A 1.5 kg copper block is given an initial speed of 3.00 m/s on a rough horizontal surface. Because of friction, the block eventually comes to rest. (a) If the block absorbs 85% of its initial kinetic energy as internal energy, calculate its increase in temperature. (b) What happens to the remaining energy?

(a) To calculate the increase in temperature of the copper block, we first need to determine its initial kinetic energy. The kinetic energy (KE) is given by the formula:

\[ KE = \frac{1}{2}mv^2 \]

where \( m \) is the mass of the block and \( v \) is its initial speed. Plugging in the given values, we get:

\[ KE = \frac{1}{2} \times 1.5 \text{ kg} \times (3.00 \text{ m/s})^2 = \frac{1}{2} \times 1.5 \times 9 = 6.75 \text{ J} \]

Now, it’s given that 85% of this energy is converted into internal energy, which is responsible for the increase in temperature. Therefore, the energy absorbed as internal energy is:

\[ \text{Internal Energy} = 0.85 \times 6.75 \text{ J} = 5.7375 \text{ J} \]

The relationship between the energy transfer as heat (\( Q \)), the mass (\( m \)), the specific heat capacity (\( c \)), and the temperature change (\( \Delta T \)) is given by:

\[ Q = mc\Delta T \]

The specific heat capacity \( c \) for copper is approximately \( 385 \text{ J/(kg·°C)} \).
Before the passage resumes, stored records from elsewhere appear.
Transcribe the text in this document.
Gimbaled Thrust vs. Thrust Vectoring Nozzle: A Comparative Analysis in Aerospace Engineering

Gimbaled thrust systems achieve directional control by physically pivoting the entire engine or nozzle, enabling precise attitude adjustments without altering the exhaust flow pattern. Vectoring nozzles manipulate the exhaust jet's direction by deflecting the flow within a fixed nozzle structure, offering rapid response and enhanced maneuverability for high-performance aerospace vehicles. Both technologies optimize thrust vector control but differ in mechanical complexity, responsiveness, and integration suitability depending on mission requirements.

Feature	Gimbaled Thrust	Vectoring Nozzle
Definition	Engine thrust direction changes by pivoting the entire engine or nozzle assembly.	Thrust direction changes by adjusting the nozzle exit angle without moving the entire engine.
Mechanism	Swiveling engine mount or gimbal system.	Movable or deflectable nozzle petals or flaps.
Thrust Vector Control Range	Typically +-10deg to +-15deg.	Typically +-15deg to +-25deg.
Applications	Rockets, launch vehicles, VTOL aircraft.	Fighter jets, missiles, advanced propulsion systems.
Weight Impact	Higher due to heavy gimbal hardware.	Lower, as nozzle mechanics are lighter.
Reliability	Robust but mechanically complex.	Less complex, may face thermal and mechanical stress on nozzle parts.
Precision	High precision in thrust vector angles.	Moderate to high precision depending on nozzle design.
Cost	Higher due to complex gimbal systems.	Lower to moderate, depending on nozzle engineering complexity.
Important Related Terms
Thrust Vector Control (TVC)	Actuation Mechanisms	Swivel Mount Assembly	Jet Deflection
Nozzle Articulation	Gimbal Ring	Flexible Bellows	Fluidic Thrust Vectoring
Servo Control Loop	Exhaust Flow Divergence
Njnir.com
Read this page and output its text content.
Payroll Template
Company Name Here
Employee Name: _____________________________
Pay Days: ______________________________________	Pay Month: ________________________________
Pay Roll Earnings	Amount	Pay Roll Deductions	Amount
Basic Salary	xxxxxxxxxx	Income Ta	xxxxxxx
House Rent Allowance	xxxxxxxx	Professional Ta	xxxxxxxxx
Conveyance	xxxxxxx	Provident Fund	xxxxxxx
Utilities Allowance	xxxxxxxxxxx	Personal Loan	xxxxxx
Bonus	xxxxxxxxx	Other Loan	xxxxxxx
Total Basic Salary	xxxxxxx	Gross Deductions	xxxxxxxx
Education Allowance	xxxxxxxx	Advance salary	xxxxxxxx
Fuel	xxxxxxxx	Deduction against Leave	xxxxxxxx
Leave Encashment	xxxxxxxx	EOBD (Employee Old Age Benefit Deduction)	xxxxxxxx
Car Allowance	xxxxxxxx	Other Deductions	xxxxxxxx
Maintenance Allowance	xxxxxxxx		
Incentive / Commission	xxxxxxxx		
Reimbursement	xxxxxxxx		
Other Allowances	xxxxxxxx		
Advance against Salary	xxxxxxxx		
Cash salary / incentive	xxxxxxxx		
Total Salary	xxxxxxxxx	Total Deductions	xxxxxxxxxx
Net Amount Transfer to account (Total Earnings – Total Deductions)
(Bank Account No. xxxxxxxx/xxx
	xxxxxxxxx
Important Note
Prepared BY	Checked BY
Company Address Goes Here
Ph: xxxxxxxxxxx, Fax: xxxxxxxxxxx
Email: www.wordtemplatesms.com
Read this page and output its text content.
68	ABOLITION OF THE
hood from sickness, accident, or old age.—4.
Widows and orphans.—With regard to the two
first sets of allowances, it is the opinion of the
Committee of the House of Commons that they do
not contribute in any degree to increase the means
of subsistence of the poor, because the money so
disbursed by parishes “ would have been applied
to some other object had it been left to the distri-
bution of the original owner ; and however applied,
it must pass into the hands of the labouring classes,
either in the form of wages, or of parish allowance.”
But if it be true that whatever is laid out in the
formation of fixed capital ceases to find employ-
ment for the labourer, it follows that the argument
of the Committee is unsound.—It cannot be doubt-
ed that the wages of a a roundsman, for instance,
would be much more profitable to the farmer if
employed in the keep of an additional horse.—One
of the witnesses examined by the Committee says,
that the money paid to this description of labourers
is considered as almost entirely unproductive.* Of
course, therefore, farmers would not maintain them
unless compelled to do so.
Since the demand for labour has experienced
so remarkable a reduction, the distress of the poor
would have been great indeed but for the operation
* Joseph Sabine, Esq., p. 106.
Solving for \( \Delta T \) and substituting the known values, we have:

\[ 5.7375 \text{ J} = 1.5 \text{ kg} \times 385 \text{ J/(kg·°C)} \times \Delta T \]

\[ \Delta T = \frac{5.7375 \text{ J}}{1.5 \text{ kg} \times 385 \text{ J/(kg·°C)}} \]

\[ \Delta T = \frac{5.7375}{577.5} \text{ °C} \]

\[ \Delta T \approx 0.00994 \text{ °C} \]

So, the increase in temperature of the copper block is approximately 0.00994 degrees Celsius.

(b) The remaining 15% of the energy is probably dissipated into the environment—mostly into the surrounding air and the surface on which the block was sliding—due to friction and as sound. These types of energy transfers typically heat the surroundings rather than the object in question.